L’un se situe au début du travail romanesque, agissant presque comme un preneur de notes, incapable d’extraire une intrigue valable de son terreau égotique. L’autre se situe à la fin, au terme d’un programme graphomane obèse de références et de digressions, dans le baroque pur de l’empilement et de l’auto-exégèse, à la façon dont Dick écrivit la sienne sous le diktat cosmique d’une lumière hyménale. C’est comme si Houellebecq avait pris des notes pour Dantec, ou comme si Dantec avait forgé sur les pages de l’édenté un palimpseste délirant : pour autant, aucun des deux n’assume ni la science-fiction, ni le roman, peut-être conscients trop tôt d’avoir à faire à un lectorat de veaux, et sans doute grisés par l’argent facile promis par les page-turner et les historiettes de cul. Ce qui est évacué entre leurs œuvres respectives, ce qui se dessine en filigrane, c’est le spectre d’un grand roman français qui n’a pu aboutir, relevant à la fois de l’anticipation sociale, de la chronique urbaine et de la prosopopée mystique. Las, les deux figures nomades ont vampirisé de l’intérieur cette possibilité d’un livre.

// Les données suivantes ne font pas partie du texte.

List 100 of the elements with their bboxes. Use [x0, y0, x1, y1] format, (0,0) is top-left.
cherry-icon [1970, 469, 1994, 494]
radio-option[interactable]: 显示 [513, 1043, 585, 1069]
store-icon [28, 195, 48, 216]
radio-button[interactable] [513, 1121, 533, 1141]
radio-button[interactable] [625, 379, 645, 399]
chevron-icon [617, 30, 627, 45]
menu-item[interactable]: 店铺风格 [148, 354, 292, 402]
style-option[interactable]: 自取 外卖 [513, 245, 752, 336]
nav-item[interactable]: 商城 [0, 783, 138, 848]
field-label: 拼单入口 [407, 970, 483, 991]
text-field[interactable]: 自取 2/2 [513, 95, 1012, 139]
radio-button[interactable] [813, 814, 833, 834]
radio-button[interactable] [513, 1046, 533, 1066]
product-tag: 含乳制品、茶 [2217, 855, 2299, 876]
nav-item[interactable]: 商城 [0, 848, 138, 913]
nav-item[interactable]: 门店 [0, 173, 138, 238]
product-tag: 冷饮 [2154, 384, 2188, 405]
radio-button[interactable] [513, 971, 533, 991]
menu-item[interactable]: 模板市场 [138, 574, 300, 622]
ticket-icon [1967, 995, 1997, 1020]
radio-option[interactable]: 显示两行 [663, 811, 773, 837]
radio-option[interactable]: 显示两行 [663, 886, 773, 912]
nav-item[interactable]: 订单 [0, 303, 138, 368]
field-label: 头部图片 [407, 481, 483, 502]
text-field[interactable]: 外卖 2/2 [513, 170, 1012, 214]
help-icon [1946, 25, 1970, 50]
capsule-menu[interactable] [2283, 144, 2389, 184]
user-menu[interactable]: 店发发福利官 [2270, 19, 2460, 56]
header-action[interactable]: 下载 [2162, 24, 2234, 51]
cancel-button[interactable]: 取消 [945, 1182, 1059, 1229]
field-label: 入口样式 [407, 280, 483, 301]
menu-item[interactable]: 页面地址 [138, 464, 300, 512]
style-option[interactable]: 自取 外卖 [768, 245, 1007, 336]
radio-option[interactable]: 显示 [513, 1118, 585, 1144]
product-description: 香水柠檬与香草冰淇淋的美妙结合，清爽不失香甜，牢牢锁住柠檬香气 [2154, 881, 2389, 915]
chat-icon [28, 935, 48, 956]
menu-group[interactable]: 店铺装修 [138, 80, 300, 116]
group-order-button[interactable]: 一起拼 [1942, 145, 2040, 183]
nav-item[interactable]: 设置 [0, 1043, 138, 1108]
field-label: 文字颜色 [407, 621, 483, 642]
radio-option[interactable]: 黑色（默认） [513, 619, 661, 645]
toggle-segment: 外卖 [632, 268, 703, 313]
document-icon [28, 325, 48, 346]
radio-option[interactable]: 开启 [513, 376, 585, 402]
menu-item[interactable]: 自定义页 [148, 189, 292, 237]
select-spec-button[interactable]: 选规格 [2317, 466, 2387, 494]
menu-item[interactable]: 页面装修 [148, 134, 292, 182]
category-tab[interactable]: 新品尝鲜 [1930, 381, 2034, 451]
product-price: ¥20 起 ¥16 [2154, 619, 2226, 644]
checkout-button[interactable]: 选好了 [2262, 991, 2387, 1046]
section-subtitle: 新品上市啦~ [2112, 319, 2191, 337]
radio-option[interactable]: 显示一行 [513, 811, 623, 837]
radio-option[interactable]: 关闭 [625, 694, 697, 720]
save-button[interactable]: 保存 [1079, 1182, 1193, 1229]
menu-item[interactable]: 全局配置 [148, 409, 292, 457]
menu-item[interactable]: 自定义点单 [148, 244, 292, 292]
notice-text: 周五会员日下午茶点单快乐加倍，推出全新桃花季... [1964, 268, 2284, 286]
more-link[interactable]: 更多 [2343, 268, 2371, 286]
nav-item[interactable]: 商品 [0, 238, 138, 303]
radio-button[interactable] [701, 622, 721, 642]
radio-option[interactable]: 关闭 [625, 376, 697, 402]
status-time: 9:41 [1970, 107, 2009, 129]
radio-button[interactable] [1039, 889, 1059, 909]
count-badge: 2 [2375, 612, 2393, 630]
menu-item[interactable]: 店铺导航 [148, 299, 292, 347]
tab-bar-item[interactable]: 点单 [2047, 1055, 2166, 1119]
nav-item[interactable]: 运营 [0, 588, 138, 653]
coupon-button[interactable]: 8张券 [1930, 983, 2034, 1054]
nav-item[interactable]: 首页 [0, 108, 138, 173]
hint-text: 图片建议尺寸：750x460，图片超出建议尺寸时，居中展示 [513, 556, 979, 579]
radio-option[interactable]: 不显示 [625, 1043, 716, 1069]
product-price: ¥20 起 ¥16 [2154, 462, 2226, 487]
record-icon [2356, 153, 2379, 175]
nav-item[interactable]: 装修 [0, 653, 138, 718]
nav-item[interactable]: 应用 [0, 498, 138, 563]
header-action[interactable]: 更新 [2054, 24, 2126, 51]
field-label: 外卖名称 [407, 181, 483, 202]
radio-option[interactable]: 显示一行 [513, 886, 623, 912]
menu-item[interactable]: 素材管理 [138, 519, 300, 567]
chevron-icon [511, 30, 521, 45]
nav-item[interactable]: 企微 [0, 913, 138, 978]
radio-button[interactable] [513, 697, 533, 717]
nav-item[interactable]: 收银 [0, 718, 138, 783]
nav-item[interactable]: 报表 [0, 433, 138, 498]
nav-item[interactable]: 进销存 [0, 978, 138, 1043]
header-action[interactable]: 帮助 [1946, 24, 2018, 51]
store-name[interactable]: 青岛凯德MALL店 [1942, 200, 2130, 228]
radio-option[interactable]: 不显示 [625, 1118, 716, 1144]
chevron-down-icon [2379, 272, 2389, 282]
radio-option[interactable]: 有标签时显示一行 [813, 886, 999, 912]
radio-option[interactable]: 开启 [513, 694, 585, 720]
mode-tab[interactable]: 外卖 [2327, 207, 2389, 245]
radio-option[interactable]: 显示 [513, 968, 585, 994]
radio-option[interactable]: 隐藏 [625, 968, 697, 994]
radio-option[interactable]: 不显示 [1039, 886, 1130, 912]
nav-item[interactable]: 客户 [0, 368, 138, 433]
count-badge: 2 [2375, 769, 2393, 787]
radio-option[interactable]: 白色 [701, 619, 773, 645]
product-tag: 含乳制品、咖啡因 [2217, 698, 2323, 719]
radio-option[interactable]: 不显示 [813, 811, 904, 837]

On peut alors ironiser sur Houellebecq donnant des leçons de liberté d’expression, s’indignant qu’Éric Zemmour soit bâillonné par les médias, alors que lui-même semble s’être réincarné en marque de lessive ou en application iPhone (prochain fait d’armes en vue : un film tiré de Rester vivant réunissant de façon improbable Iggy Pop et Gersende Bessède). Au même titre que Philippe Muray, Houellebecq est avant tout un observateur sous benzo, un poseur de constats : sa voix pâle, atone, accompagne parfois avec grâce et sensibilité la litanie d’un monde d’après la Chute, figé dans une bulle d’immobilité et répétant sans cesse les mêmes hoquets d’entropie. On ne peut lui enlever cette espèce de romantisme d’après la fin, un romantisme de centre de soins palliatifs, immunisé contre le monde, un romantisme qui se tirera une balle, façon Dagerman.
Mais que reste-il de la littérature, entre ces deux hommes qui ont oublié d‘être des hommes, l’un par lassitude, l’autre par orgueil ? Peut-être la fulgurance d’un certain esprit français qui, depuis deux siècles, ne brille que dans son déclin. Et c’est peut-être ce qui le sauve, Houellebecq, cette résistance molle qui au fond, lui permet de ne jamais ployer : qu’il parodie son propre personnage sur les plateaux de télévision ou qu’il établisse un constat lucide des évolutions sociétales de la France des années 2000 (et ce à demi plongé dans le noir et avec un micro saturé, on jurerait une performance destinée à entériner son image de clown triste), il reste finalement fidèle à ce qu’il est. Et il peut se le permettre, car il n’est pas grand-chose : mais suffisamment, reconnaissons-le, pour incarner le dernier soubresaut d’une pensée non confite dans la puante bienséance des puissants.